Abstract
Molten salt reactors (MSRs) are one of the more promising advanced reactor concepts because they offer passive safety, high-temperature process heat, and the potential for improved fuel cycle economics through online reprocessing [1]. However, before MSRs can be reliably deployed, structural materials must be identified that can survive extended exposure to highly-corrosive salts during irradiation at high temperatures. The U.S. Department of Energy (DOE) is funding the design and eventual construction of a Versatile Test Reactor (VTR) that will include experimental facilities for testing under conditions representative of several advanced reactors, including MSRs [2]. These facilities will allow testing of candidate structural materials during irradiation with flowing salt. If properly designed, these experiments will allow for post-irradiation characterization of weight loss in the structural material coupons. However, significantly more information could be gained if the corrosion could be monitored in situ.

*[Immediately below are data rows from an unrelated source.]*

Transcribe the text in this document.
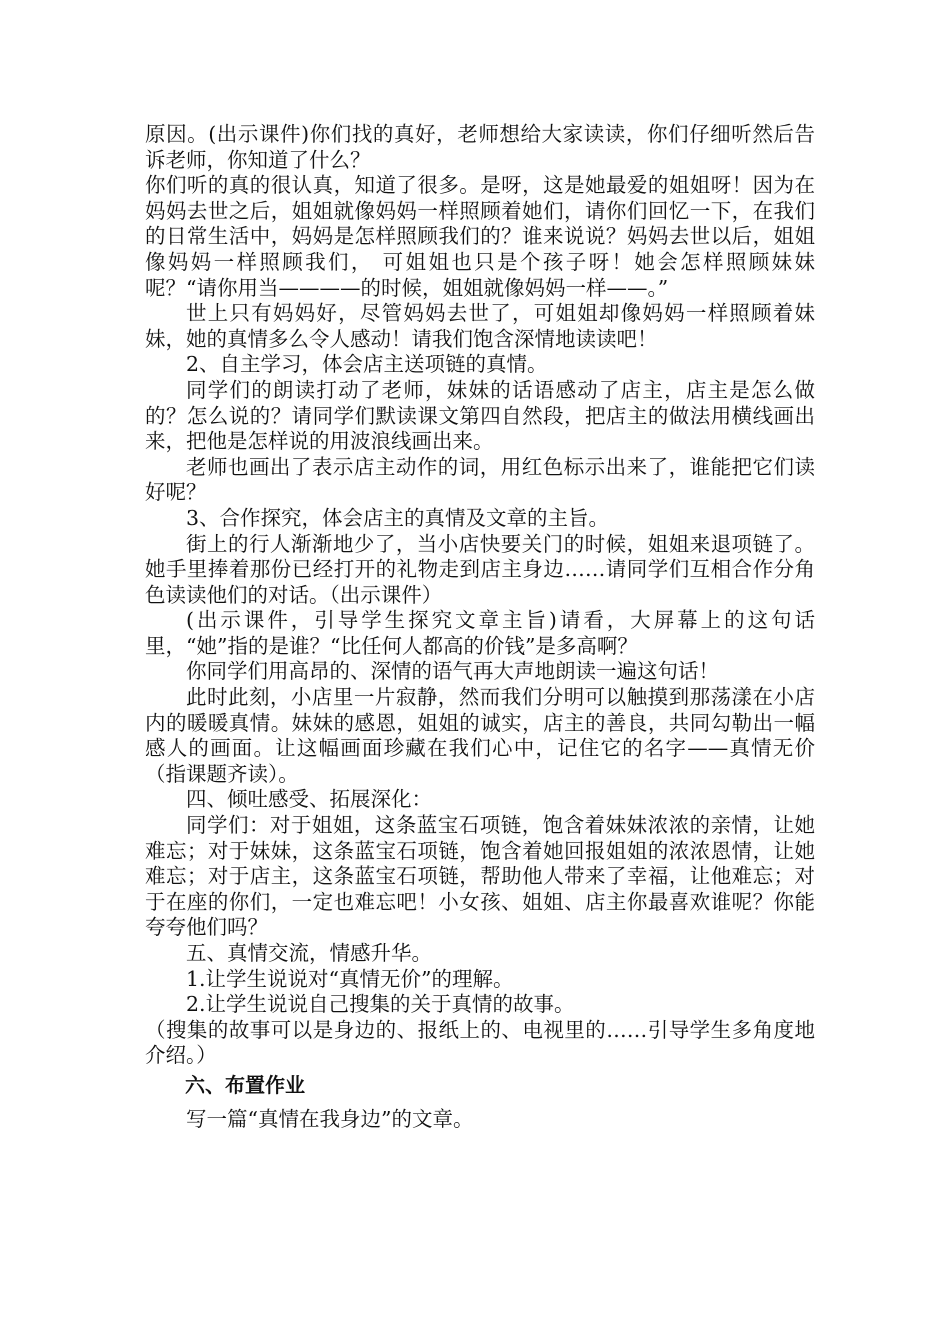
原因。(出示课件)你们找的真好，老师想给大家读读，你们仔细听然后告诉老师，你知道了什么？

你们听的真的很认真，知道了很多。是呀，这是她最爱的姐姐呀！因为在妈妈去世之后，姐姐就像妈妈一样照顾着她们，请你们回忆一下，在我们的日常生活中，妈妈是怎样照顾我们的？谁来说说？妈妈去世以后，姐姐像妈妈一样照顾我们， 可姐姐也只是个孩子呀！她会怎样照顾妹妹呢？“请你用当————的时候，姐姐就像妈妈一样——。”

世上只有妈妈好，尽管妈妈去世了，可姐姐却像妈妈一样照顾着妹妹，她的真情多么令人感动！请我们饱含深情地读读吧！

2、自主学习，体会店主送项链的真情。

同学们的朗读打动了老师，妹妹的话语感动了店主，店主是怎么做的？怎么说的？请同学们默读课文第四自然段，把店主的做法用横线画出来，把他是怎样说的用波浪线画出来。

老师也画出了表示店主动作的词，用红色标示出来了，谁能把它们读好呢？

3、合作探究，体会店主的真情及文章的主旨。

街上的行人渐渐地少了，当小店快要关门的时候，姐姐来退项链了。她手里捧着那份已经打开的礼物走到店主身边……请同学们互相合作分角色读读他们的对话。（出示课件）

(出示课件，引导学生探究文章主旨)请看，大屏幕上的这句话里，“她”指的是谁？“比任何人都高的价钱”是多高啊？

你同学们用高昂的、深情的语气再大声地朗读一遍这句话！

此时此刻，小店里一片寂静，然而我们分明可以触摸到那荡漾在小店内的暖暖真情。妹妹的感恩，姐姐的诚实，店主的善良，共同勾勒出一幅感人的画面。让这幅画面珍藏在我们心中，记住它的名字——真情无价（指课题齐读）。

四、倾吐感受、拓展深化：

同学们：对于姐姐，这条蓝宝石项链，饱含着妹妹浓浓的亲情，让她难忘；对于妹妹，这条蓝宝石项链，饱含着她回报姐姐的浓浓恩情，让她难忘；对于店主，这条蓝宝石项链，帮助他人带来了幸福，让他难忘；对于在座的你们，一定也难忘吧！小女孩、姐姐、店主你最喜欢谁呢？你能夸夸他们吗？

五、真情交流，情感升华。

1.让学生说说对“真情无价”的理解。

2.让学生说说自己搜集的关于真情的故事。

（搜集的故事可以是身边的、报纸上的、电视里的……引导学生多角度地介绍。）

六、布置作业

写一篇“真情在我身边”的文章。
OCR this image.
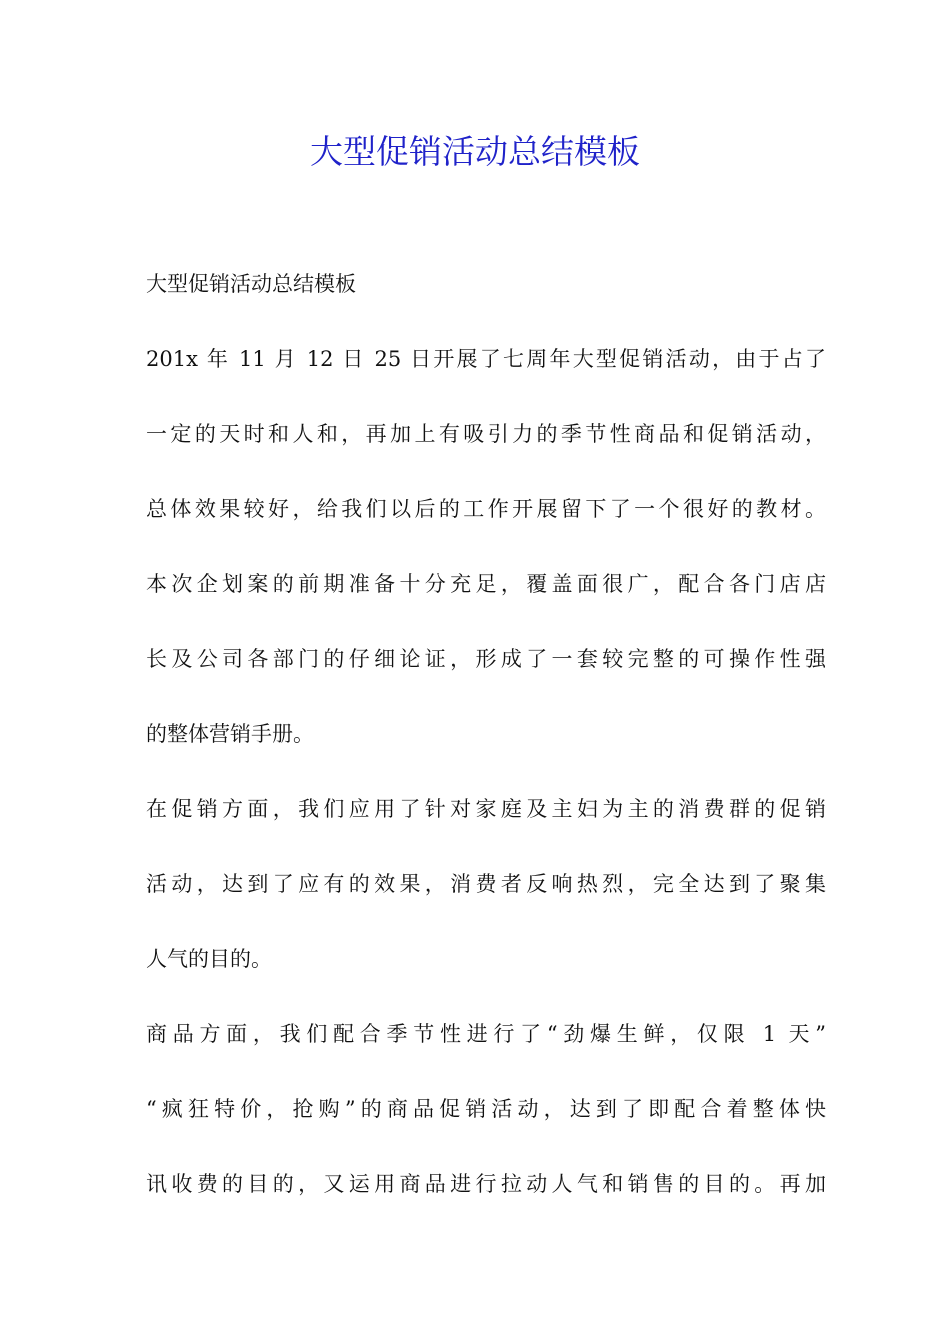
大型促销活动总结模板

大型促销活动总结模板

201x 年 11 月 12 日 25 日开展了七周年大型促销活动，由于占了

一定的天时和人和，再加上有吸引力的季节性商品和促销活动，

总体效果较好，给我们以后的工作开展留下了一个很好的教材。

本次企划案的前期准备十分充足，覆盖面很广，配合各门店店

长及公司各部门的仔细论证，形成了一套较完整的可操作性强

的整体营销手册。

在促销方面，我们应用了针对家庭及主妇为主的消费群的促销

活动，达到了应有的效果，消费者反响热烈，完全达到了聚集

人气的目的。

商品方面，我们配合季节性进行了“劲爆生鲜，仅限 1 天”

“疯狂特价，抢购”的商品促销活动，达到了即配合着整体快

讯收费的目的，又运用商品进行拉动人气和销售的目的。再加
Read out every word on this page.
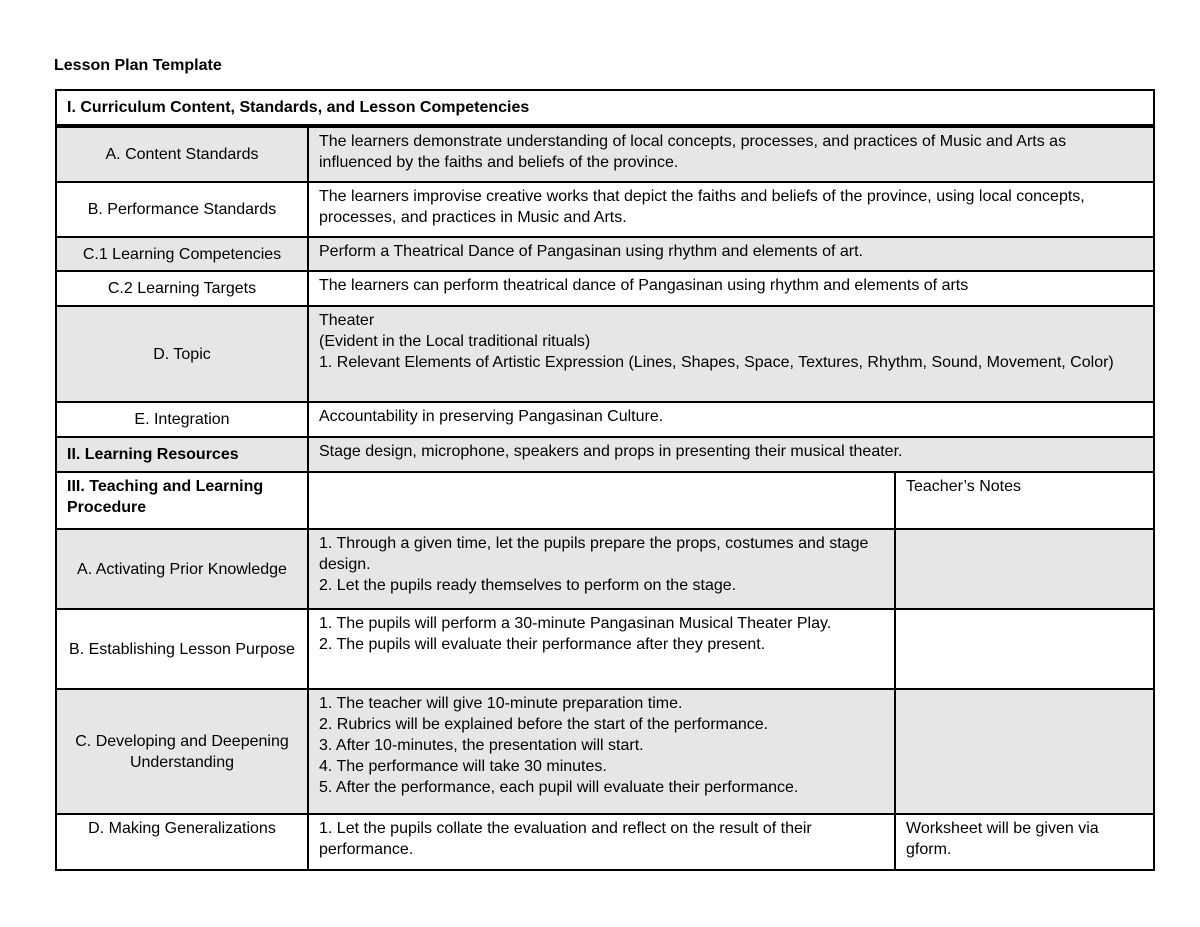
Lesson Plan Template
I. Curriculum Content, Standards, and Lesson Competencies		
A. Content Standards	The learners demonstrate understanding of local concepts, processes, and practices of Music and Arts as influenced by the faiths and beliefs of the province.	
B. Performance Standards	The learners improvise creative works that depict the faiths and beliefs of the province, using local concepts, processes, and practices in Music and Arts.	
C.1 Learning Competencies	Perform a Theatrical Dance of Pangasinan using rhythm and elements of art.	
C.2 Learning Targets	The learners can perform theatrical dance of Pangasinan using rhythm and elements of arts	
D. Topic	Theater
(Evident in the Local traditional rituals)
1. Relevant Elements of Artistic Expression (Lines, Shapes, Space, Textures, Rhythm, Sound, Movement, Color)	
E. Integration	Accountability in preserving Pangasinan Culture.	
II. Learning Resources	Stage design, microphone, speakers and props in presenting their musical theater.	
III. Teaching and Learning Procedure		Teacher’s Notes
A. Activating Prior Knowledge	1. Through a given time, let the pupils prepare the props, costumes and stage design.
2. Let the pupils ready themselves to perform on the stage.	
B. Establishing Lesson Purpose	1. The pupils will perform a 30-minute Pangasinan Musical Theater Play.
2. The pupils will evaluate their performance after they present.	
C. Developing and Deepening Understanding	1. The teacher will give 10-minute preparation time.
2. Rubrics will be explained before the start of the performance.
3. After 10-minutes, the presentation will start.
4. The performance will take 30 minutes.
5. After the performance, each pupil will evaluate their performance.	
D. Making Generalizations	1. Let the pupils collate the evaluation and reflect on the result of their performance.	Worksheet will be given via gform.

There are currently no commercially available sensors for in situ corrosion monitoring at temperatures in the range of 500−900°C [3]. An in situ corrosion sensor would also have to survive high-dose neutron irradiation and extended exposure chemically aggressive media (e.g., molten salts). While there are ongoing efforts to use the change in magnetic susceptibility of Cr-containing alloys, this technique is limited to Cr-containing structural materials and there are concerns when using a magnetic susceptibility sensor at temperatures approaching the Curie temperature of iron (770°C) [4].